Some years ago a doctor asked an elderly Christian woman in England, "If I asked God for five pounds, would I get it?"
The old woman answered with a question. "If you were introduced to the Prince of Wales, would you ask him for money at once?"
"No, not till I knew him better," replied the doctor.
"Well," remarked the woman, "you will need to know God a great deal better before you can expect Him to answer your prayer."
Someone commented on this incident by observing, "Many people presume to ask God for things upon mere acquaintance with Him." Isn’t that often the case? Prayer, as we said before, is simply two friends talking together. The Bible is God’s side of the conversation. When I read the Scriptures, I soon find myself whispering a petition. When I pray, God’s Word comes to mind. When I listen to His Word, my soul bows in adoration.

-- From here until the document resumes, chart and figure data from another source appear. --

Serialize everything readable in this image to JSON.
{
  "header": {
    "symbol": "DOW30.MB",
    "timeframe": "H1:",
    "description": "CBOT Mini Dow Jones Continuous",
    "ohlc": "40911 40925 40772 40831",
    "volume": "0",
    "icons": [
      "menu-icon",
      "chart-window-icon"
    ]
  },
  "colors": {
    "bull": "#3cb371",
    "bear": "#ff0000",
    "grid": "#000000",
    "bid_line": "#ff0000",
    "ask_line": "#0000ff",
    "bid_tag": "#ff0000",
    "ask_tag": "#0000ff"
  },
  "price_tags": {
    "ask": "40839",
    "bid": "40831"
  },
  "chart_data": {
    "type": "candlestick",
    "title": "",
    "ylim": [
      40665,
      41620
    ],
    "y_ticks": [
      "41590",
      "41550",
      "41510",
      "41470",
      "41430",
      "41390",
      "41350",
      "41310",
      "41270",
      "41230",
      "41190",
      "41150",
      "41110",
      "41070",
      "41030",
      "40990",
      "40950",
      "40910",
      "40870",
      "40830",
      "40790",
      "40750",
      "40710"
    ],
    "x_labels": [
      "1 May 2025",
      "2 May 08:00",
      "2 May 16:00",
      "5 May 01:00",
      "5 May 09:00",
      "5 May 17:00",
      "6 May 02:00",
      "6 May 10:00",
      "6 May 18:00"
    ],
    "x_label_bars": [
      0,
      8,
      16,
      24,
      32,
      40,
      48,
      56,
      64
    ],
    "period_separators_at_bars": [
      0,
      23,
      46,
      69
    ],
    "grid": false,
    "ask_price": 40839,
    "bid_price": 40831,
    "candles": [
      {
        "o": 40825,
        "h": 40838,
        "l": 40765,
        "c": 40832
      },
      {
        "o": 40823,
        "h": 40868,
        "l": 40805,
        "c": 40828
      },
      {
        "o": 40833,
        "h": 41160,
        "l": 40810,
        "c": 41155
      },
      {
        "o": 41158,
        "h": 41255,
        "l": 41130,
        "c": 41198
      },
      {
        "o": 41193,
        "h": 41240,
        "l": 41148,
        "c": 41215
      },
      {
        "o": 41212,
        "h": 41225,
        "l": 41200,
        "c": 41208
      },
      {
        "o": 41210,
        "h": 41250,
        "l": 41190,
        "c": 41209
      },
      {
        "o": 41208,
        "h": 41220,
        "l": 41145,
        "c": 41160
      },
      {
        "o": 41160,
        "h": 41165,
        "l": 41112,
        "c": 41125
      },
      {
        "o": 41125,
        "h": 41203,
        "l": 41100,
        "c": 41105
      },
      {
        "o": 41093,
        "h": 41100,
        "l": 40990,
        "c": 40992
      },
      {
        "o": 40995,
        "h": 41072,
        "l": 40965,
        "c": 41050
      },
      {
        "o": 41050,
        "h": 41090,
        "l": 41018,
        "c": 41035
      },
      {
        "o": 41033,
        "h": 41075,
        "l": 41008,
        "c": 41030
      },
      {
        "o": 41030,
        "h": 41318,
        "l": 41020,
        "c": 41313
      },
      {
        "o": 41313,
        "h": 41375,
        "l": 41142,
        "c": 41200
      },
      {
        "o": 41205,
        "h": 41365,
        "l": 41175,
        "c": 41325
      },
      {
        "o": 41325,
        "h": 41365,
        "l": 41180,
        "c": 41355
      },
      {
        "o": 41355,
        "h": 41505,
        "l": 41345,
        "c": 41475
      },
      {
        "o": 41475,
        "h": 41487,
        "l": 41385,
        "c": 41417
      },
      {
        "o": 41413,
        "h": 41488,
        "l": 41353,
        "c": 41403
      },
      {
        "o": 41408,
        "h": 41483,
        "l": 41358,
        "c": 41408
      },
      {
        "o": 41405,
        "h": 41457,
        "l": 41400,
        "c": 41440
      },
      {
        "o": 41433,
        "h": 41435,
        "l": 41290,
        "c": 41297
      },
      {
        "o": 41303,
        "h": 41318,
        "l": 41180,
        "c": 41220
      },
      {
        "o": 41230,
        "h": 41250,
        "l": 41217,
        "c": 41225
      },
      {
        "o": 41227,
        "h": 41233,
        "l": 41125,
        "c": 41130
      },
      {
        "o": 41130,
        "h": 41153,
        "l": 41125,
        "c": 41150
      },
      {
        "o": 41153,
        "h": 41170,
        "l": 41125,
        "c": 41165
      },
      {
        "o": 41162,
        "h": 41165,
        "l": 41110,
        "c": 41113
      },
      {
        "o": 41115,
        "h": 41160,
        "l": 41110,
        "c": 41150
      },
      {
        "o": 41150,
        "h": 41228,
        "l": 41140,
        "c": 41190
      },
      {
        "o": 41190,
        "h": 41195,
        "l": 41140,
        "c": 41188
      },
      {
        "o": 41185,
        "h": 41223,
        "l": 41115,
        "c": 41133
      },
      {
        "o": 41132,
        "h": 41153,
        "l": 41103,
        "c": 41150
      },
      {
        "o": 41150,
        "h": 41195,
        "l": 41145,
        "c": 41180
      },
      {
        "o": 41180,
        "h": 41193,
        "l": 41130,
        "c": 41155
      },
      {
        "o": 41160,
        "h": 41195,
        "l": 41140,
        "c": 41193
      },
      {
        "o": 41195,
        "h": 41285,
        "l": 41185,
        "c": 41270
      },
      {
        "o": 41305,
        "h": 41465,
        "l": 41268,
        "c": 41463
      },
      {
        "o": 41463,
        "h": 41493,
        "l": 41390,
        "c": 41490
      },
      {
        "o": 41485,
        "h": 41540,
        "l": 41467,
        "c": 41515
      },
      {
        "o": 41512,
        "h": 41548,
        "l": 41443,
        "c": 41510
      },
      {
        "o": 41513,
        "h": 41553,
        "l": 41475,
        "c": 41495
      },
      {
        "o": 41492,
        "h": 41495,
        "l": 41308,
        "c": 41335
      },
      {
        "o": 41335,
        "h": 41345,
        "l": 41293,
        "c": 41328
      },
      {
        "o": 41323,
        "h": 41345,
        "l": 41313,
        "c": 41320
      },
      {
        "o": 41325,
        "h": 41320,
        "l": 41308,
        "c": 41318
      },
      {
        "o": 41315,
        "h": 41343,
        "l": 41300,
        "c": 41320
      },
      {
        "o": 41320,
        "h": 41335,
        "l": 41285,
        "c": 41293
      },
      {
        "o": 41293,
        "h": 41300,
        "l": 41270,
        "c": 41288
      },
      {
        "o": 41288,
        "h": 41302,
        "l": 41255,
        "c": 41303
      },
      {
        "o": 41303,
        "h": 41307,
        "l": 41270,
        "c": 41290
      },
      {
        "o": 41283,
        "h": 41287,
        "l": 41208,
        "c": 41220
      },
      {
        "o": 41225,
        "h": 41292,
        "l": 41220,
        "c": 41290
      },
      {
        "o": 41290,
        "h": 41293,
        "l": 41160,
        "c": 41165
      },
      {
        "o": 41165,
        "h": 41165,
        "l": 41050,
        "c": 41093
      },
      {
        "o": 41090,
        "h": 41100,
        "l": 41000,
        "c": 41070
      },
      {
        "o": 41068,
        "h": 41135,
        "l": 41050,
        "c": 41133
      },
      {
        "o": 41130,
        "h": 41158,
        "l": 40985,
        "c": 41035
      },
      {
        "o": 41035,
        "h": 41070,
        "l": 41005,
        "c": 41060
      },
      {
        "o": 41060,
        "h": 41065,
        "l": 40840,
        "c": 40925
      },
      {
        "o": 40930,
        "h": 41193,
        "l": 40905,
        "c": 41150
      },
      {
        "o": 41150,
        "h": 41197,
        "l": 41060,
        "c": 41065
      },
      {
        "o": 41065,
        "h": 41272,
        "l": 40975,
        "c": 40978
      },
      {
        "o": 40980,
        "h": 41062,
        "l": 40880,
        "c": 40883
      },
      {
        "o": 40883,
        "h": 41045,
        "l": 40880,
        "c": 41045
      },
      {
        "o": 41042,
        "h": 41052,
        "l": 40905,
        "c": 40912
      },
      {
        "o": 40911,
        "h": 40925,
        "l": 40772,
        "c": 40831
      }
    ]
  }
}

Bible expositor W. Graham Scroggie wrote, "In the Bible God speaks to us, and in prayer we speak to God." The Bible and prayer are intertwined strands forming the intimate cord of communion between God and ourselves.
Read the great prayers of Moses, Nehemiah, Ezra, and Daniel. In their petitions they spoke God’s words back to Him. This is the prayer language God delights to answer. As you pray, let Him bring Scriptures to mind. Pray them back to God as they apply to you.
Before you spend time reading and studying the Bible each day, pray that God will make your heart sensitive to His Word. Martin Luther said, "Having prayed well is having studied well." We cannot have one without the other.
George Müller fellowshiped with God as few men in history have ever done.
Listen to what Müller said about his times alone with God: "I begin to meditate the New Testament early in the mornings. . . . Invariably, I have found that . . . after so many minutes of meditation, my soul is guided to confession, or to give thanks, or to intercede, or to make a request. So, even when you couldn’t say that I had given myself to prayer, but rather to meditation, nevertheless, it turned out that almost immediately the meditation turned into prayer."
As God’s Word spoke to Müller’s heart, he naturally responded back to God prayer. He enjoyed intimate fellowship with his Lord.
Communication is the key to any relationship. Our relationship with God can grow only as we communicate our adoration, confession, petition, intercession, and thanksgiving to Him through prayer, and as we listen to His voice through the daily study of His Word.
How well do you know God? How intimate is your relationship with Him? George Müller could come to God, ask Him for five pounds, and know his heavenly Father would somehow supply his need. Could you ask God for that, or are you only an acquaintance?